As the President has made abundantly clear, he believes that the central bank, and in particular its Chair Jerome Powell, has acted politically in failing to cut rates aggressively this year. But Mr Trump’s apparent reticence proved to be a brief hiatus.
Over the last weekend of September, Mr Trump posted a cartoon on social media showing him firing Jerome Powell.
Hostilities have resumed, and no doubt the Trump administration will continue to harass the central bank Chair, while doing its best to replace existing Fed governors with the administration’s preferred candidates.
Jerome Powell may be standing down in May, but that won’t be soon enough for Mr Trump.
Yet there’s something else simmering away which has the potential to derail the ongoing rally across US stock indices. Recently, investors have started to worry about the amount of money being spent to develop Artificial Intelligence (AI), or more specifically, generative AI.
Chip designer Nvidia, the world’s most valuable company in history, has been leading the advance. Nvidia designs the semiconductors integral to the development of generative AI.
Its role is often described as like selling the picks and shovels in the middle of a gold rush, only Nvidia holds a monopoly on the tools.
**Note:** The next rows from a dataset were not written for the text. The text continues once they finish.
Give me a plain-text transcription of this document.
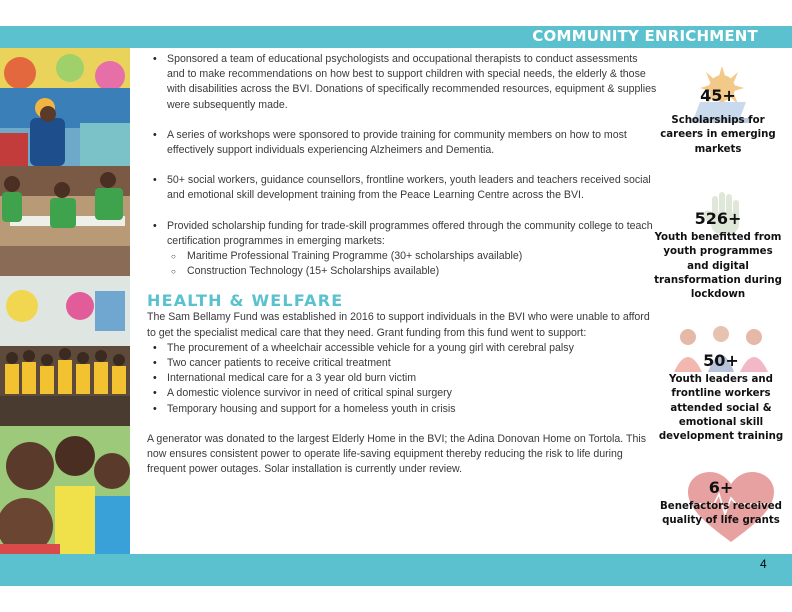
COMMUNITY ENRICHMENT
• Sponsored a team of educational psychologists and occupational therapists to conduct assessments and to make recommendations on how best to support children with special needs, the elderly & those with disabilities across the BVI. Donations of specifically recommended resources, equipment & supplies were subsequently made.
• A series of workshops were sponsored to provide training for community members on how to most effectively support individuals experiencing Alzheimers and Dementia.
• 50+ social workers, guidance counsellors, frontline workers, youth leaders and teachers received social and emotional skill development training from the Peace Learning Centre across the BVI.
• Provided scholarship funding for trade-skill programmes offered through the community college to teach certification programmes in emerging markets:
○ Maritime Professional Training Programme (30+ scholarships available)
○ Construction Technology (15+ Scholarships available)
HEALTH & WELFARE

The Sam Bellamy Fund was established in 2016 to support individuals in the BVI who were unable to afford to get the specialist medical care that they need. Grant funding from this fund went to support:

• The procurement of a wheelchair accessible vehicle for a young girl with cerebral palsy
• Two cancer patients to receive critical treatment
• International medical care for a 3 year old burn victim
• A domestic violence survivor in need of critical spinal surgery
• Temporary housing and support for a homeless youth in crisis

A generator was donated to the largest Elderly Home in the BVI; the Adina Donovan Home on Tortola. This now ensures consistent power to operate life-saving equipment thereby reducing the risk to life during frequent power outages. Solar installation is currently under review.

45+
Scholarships for careers in emerging markets
526+
Youth benefitted from youth programmes and digital transformation during lockdown
50+
Youth leaders and frontline workers attended social & emotional skill development training
6+
Benefactors received quality of life grants
4
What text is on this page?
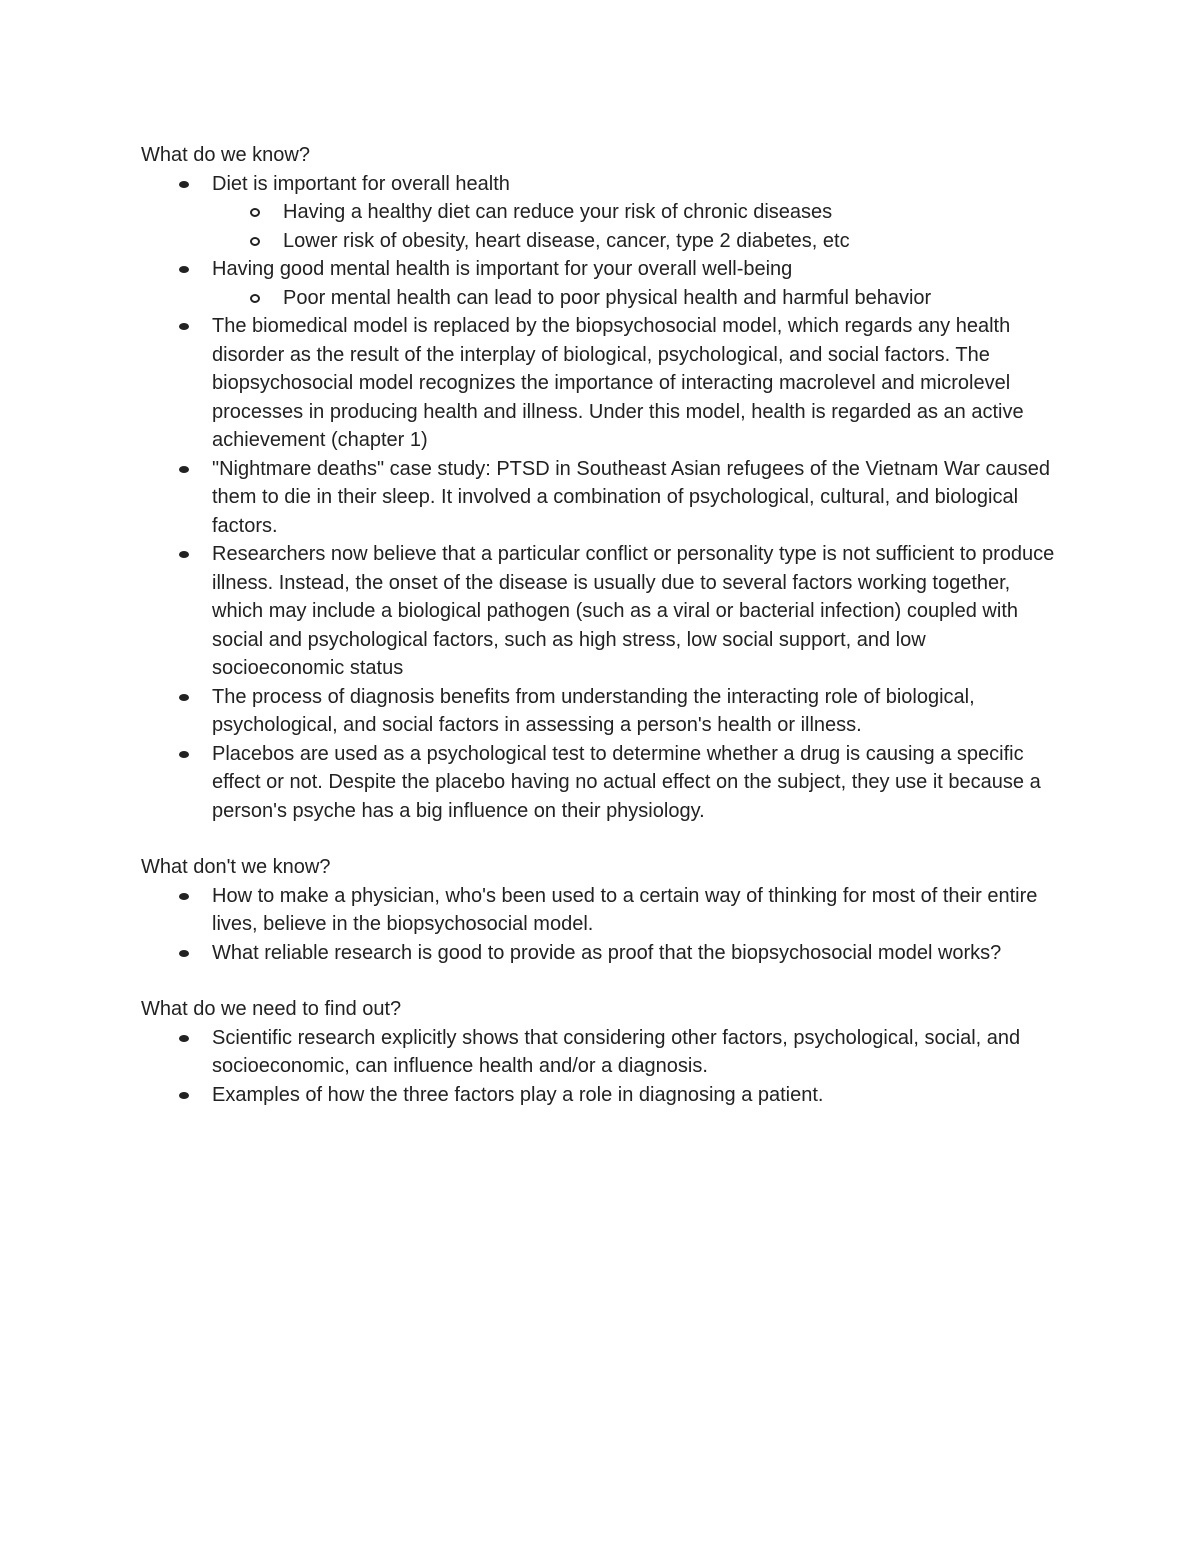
What do we know?

Diet is important for overall health
Having a healthy diet can reduce your risk of chronic diseases
Lower risk of obesity, heart disease, cancer, type 2 diabetes, etc
Having good mental health is important for your overall well-being
Poor mental health can lead to poor physical health and harmful behavior
The biomedical model is replaced by the biopsychosocial model, which regards any health disorder as the result of the interplay of biological, psychological, and social factors. The biopsychosocial model recognizes the importance of interacting macrolevel and microlevel processes in producing health and illness. Under this model, health is regarded as an active achievement (chapter 1)
"Nightmare deaths" case study: PTSD in Southeast Asian refugees of the Vietnam War caused them to die in their sleep. It involved a combination of psychological, cultural, and biological factors.
Researchers now believe that a particular conflict or personality type is not sufficient to produce illness. Instead, the onset of the disease is usually due to several factors working together, which may include a biological pathogen (such as a viral or bacterial infection) coupled with social and psychological factors, such as high stress, low social support, and low socioeconomic status
The process of diagnosis benefits from understanding the interacting role of biological, psychological, and social factors in assessing a person's health or illness.
Placebos are used as a psychological test to determine whether a drug is causing a specific effect or not. Despite the placebo having no actual effect on the subject, they use it because a person's psyche has a big influence on their physiology.

What don't we know?

How to make a physician, who's been used to a certain way of thinking for most of their entire lives, believe in the biopsychosocial model.
What reliable research is good to provide as proof that the biopsychosocial model works?

What do we need to find out?

Scientific research explicitly shows that considering other factors, psychological, social, and socioeconomic, can influence health and/or a diagnosis.
Examples of how the three factors play a role in diagnosing a patient.
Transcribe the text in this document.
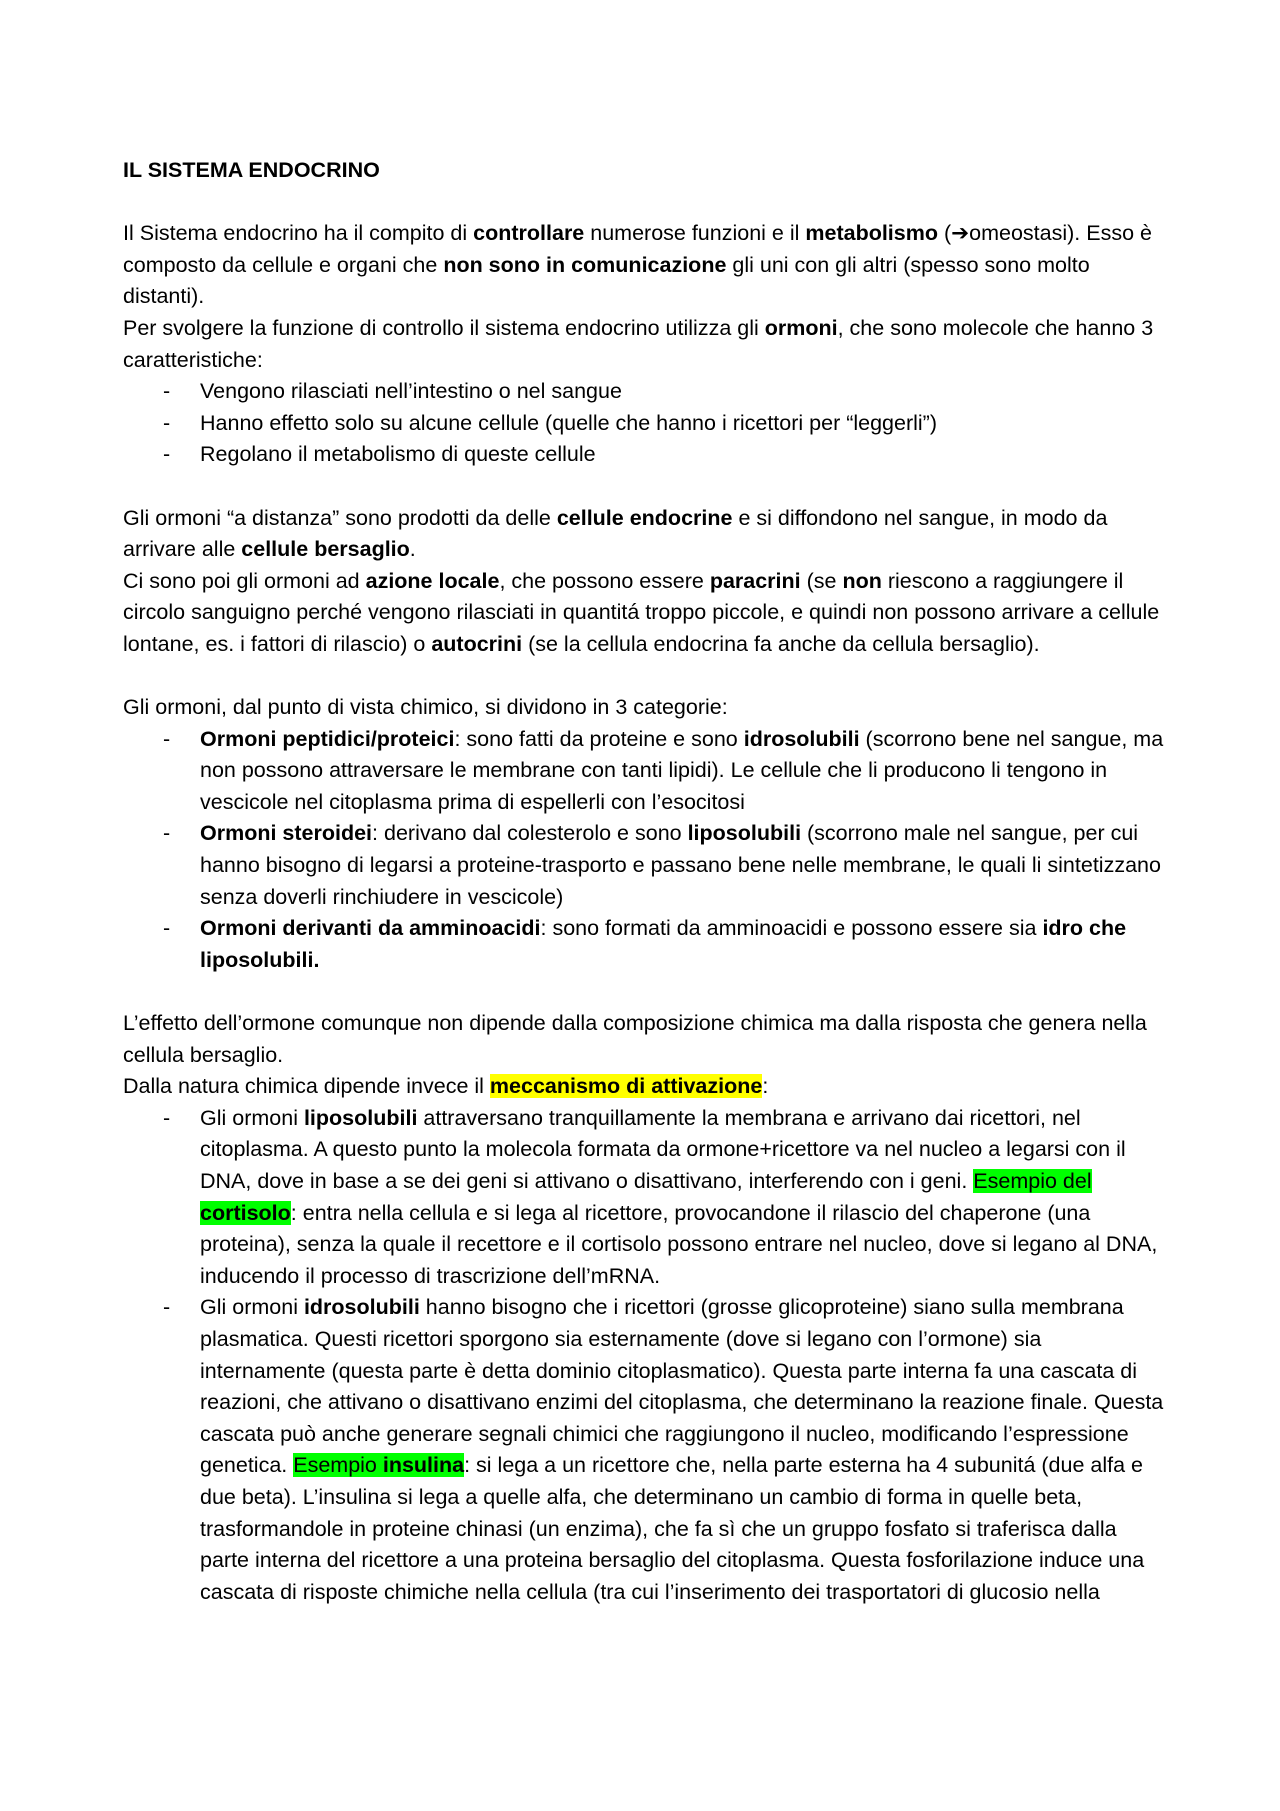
IL SISTEMA ENDOCRINO

Il Sistema endocrino ha il compito di controllare numerose funzioni e il metabolismo (➔omeostasi). Esso è composto da cellule e organi che non sono in comunicazione gli uni con gli altri (spesso sono molto distanti).

Per svolgere la funzione di controllo il sistema endocrino utilizza gli ormoni, che sono molecole che hanno 3 caratteristiche:

- Vengono rilasciati nell’intestino o nel sangue
- Hanno effetto solo su alcune cellule (quelle che hanno i ricettori per “leggerli”)
- Regolano il metabolismo di queste cellule

Gli ormoni “a distanza” sono prodotti da delle cellule endocrine e si diffondono nel sangue, in modo da arrivare alle cellule bersaglio.

Ci sono poi gli ormoni ad azione locale, che possono essere paracrini (se non riescono a raggiungere il circolo sanguigno perché vengono rilasciati in quantitá troppo piccole, e quindi non possono arrivare a cellule lontane, es. i fattori di rilascio) o autocrini (se la cellula endocrina fa anche da cellula bersaglio).

Gli ormoni, dal punto di vista chimico, si dividono in 3 categorie:

- Ormoni peptidici/proteici: sono fatti da proteine e sono idrosolubili (scorrono bene nel sangue, ma non possono attraversare le membrane con tanti lipidi). Le cellule che li producono li tengono in vescicole nel citoplasma prima di espellerli con l’esocitosi
- Ormoni steroidei: derivano dal colesterolo e sono liposolubili (scorrono male nel sangue, per cui hanno bisogno di legarsi a proteine-trasporto e passano bene nelle membrane, le quali li sintetizzano senza doverli rinchiudere in vescicole)
- Ormoni derivanti da amminoacidi: sono formati da amminoacidi e possono essere sia idro che liposolubili.

L’effetto dell’ormone comunque non dipende dalla composizione chimica ma dalla risposta che genera nella cellula bersaglio.

Dalla natura chimica dipende invece il meccanismo di attivazione:

- Gli ormoni liposolubili attraversano tranquillamente la membrana e arrivano dai ricettori, nel citoplasma. A questo punto la molecola formata da ormone+ricettore va nel nucleo a legarsi con il DNA, dove in base a se dei geni si attivano o disattivano, interferendo con i geni. Esempio del cortisolo: entra nella cellula e si lega al ricettore, provocandone il rilascio del chaperone (una proteina), senza la quale il recettore e il cortisolo possono entrare nel nucleo, dove si legano al DNA, inducendo il processo di trascrizione dell’mRNA.
- Gli ormoni idrosolubili hanno bisogno che i ricettori (grosse glicoproteine) siano sulla membrana plasmatica. Questi ricettori sporgono sia esternamente (dove si legano con l’ormone) sia internamente (questa parte è detta dominio citoplasmatico). Questa parte interna fa una cascata di reazioni, che attivano o disattivano enzimi del citoplasma, che determinano la reazione finale. Questa cascata può anche generare segnali chimici che raggiungono il nucleo, modificando l’espressione genetica. Esempio insulina: si lega a un ricettore che, nella parte esterna ha 4 subunitá (due alfa e due beta). L’insulina si lega a quelle alfa, che determinano un cambio di forma in quelle beta, trasformandole in proteine chinasi (un enzima), che fa sì che un gruppo fosfato si traferisca dalla parte interna del ricettore a una proteina bersaglio del citoplasma. Questa fosforilazione induce una cascata di risposte chimiche nella cellula (tra cui l’inserimento dei trasportatori di glucosio nella
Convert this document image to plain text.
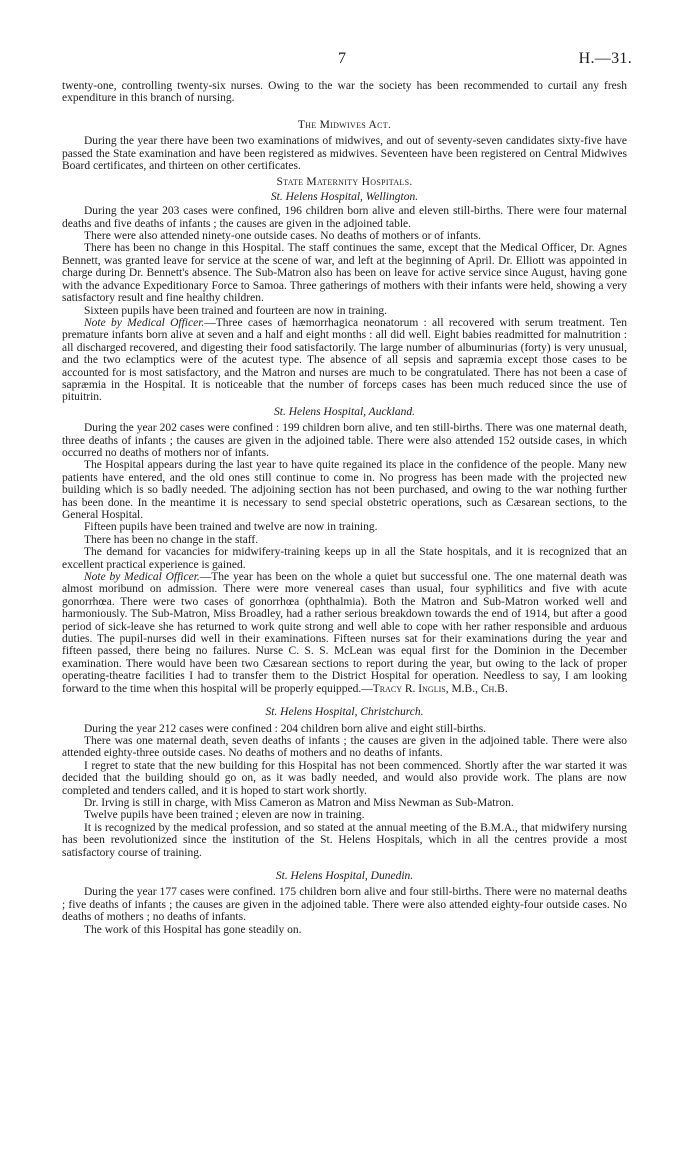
7	H.—31.

twenty-one, controlling twenty-six nurses. Owing to the war the society has been recommended to curtail any fresh expenditure in this branch of nursing.

The Midwives Act.

During the year there have been two examinations of midwives, and out of seventy-seven candidates sixty-five have passed the State examination and have been registered as midwives. Seventeen have been registered on Central Midwives Board certificates, and thirteen on other certificates.

State Maternity Hospitals.
St. Helens Hospital, Wellington.

During the year 203 cases were confined, 196 children born alive and eleven still-births. There were four maternal deaths and five deaths of infants ; the causes are given in the adjoined table.

There were also attended ninety-one outside cases. No deaths of mothers or of infants.

There has been no change in this Hospital. The staff continues the same, except that the Medical Officer, Dr. Agnes Bennett, was granted leave for service at the scene of war, and left at the beginning of April. Dr. Elliott was appointed in charge during Dr. Bennett's absence. The Sub-Matron also has been on leave for active service since August, having gone with the advance Expeditionary Force to Samoa. Three gatherings of mothers with their infants were held, showing a very satisfactory result and fine healthy children.

Sixteen pupils have been trained and fourteen are now in training.

Note by Medical Officer.—Three cases of hæmorrhagica neonatorum : all recovered with serum treatment. Ten premature infants born alive at seven and a half and eight months : all did well. Eight babies readmitted for malnutrition : all discharged recovered, and digesting their food satisfactorily. The large number of albuminurias (forty) is very unusual, and the two eclamptics were of the acutest type. The absence of all sepsis and sapræmia except those cases to be accounted for is most satisfactory, and the Matron and nurses are much to be congratulated. There has not been a case of sapræmia in the Hospital. It is noticeable that the number of forceps cases has been much reduced since the use of pituitrin.

St. Helens Hospital, Auckland.

During the year 202 cases were confined : 199 children born alive, and ten still-births. There was one maternal death, three deaths of infants ; the causes are given in the adjoined table. There were also attended 152 outside cases, in which occurred no deaths of mothers nor of infants.

The Hospital appears during the last year to have quite regained its place in the confidence of the people. Many new patients have entered, and the old ones still continue to come in. No progress has been made with the projected new building which is so badly needed. The adjoining section has not been purchased, and owing to the war nothing further has been done. In the meantime it is necessary to send special obstetric operations, such as Cæsarean sections, to the General Hospital.

Fifteen pupils have been trained and twelve are now in training.

There has been no change in the staff.

The demand for vacancies for midwifery-training keeps up in all the State hospitals, and it is recognized that an excellent practical experience is gained.

Note by Medical Officer.—The year has been on the whole a quiet but successful one. The one maternal death was almost moribund on admission. There were more venereal cases than usual, four syphilitics and five with acute gonorrhœa. There were two cases of gonorrhœa (ophthalmia). Both the Matron and Sub-Matron worked well and harmoniously. The Sub-Matron, Miss Broadley, had a rather serious breakdown towards the end of 1914, but after a good period of sick-leave she has returned to work quite strong and well able to cope with her rather responsible and arduous duties. The pupil-nurses did well in their examinations. Fifteen nurses sat for their examinations during the year and fifteen passed, there being no failures. Nurse C. S. S. McLean was equal first for the Dominion in the December examination. There would have been two Cæsarean sections to report during the year, but owing to the lack of proper operating-theatre facilities I had to transfer them to the District Hospital for operation. Needless to say, I am looking forward to the time when this hospital will be properly equipped.—Tracy R. Inglis, M.B., Ch.B.

St. Helens Hospital, Christchurch.

During the year 212 cases were confined : 204 children born alive and eight still-births.

There was one maternal death, seven deaths of infants ; the causes are given in the adjoined table. There were also attended eighty-three outside cases. No deaths of mothers and no deaths of infants.

I regret to state that the new building for this Hospital has not been commenced. Shortly after the war started it was decided that the building should go on, as it was badly needed, and would also provide work. The plans are now completed and tenders called, and it is hoped to start work shortly.

Dr. Irving is still in charge, with Miss Cameron as Matron and Miss Newman as Sub-Matron.

Twelve pupils have been trained ; eleven are now in training.

It is recognized by the medical profession, and so stated at the annual meeting of the B.M.A., that midwifery nursing has been revolutionized since the institution of the St. Helens Hospitals, which in all the centres provide a most satisfactory course of training.

St. Helens Hospital, Dunedin.

During the year 177 cases were confined. 175 children born alive and four still-births. There were no maternal deaths ; five deaths of infants ; the causes are given in the adjoined table. There were also attended eighty-four outside cases. No deaths of mothers ; no deaths of infants.

The work of this Hospital has gone steadily on.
A few weeks ago, Nvidia announced that it was investing $100 billion in OpenAI, the owner of ChatGPT.
On the face of it, this looks like yet another massive vote of confidence in AI’s growth potential. But some analysts have questioned the circularity of this investment, and others.
After all, from another angle, it looks as if Nvidia is lending its customers the funds to buy its own, very expensive, chips. And let’s not forget how much money has poured into AI with very little, if any, return to date.
Investors have been buying up any company, no matter how tenuous its links to AI development. This has sent valuations across the tech growth sector up to nosebleed levels.
And it’s probable that, as with the ‘Dot.com’ bubble, some won’t make it.
At the same time, it’s also worth considering just how deep a moat corporations like NVIDIA have around them.
The US-China trade war has only boosted China’s determination to create its own answer to NVIDIA, and there’s a very good chance that it could soon achieve this, or something good enough.
That means Nvidia could soon be looking like the Emperor in his new clothes. If so, that’s a very big bubble, and Chinese tech could be the pin.
(David Morrison is a Senior Market Analyst at Trade Nation. Views are his own.)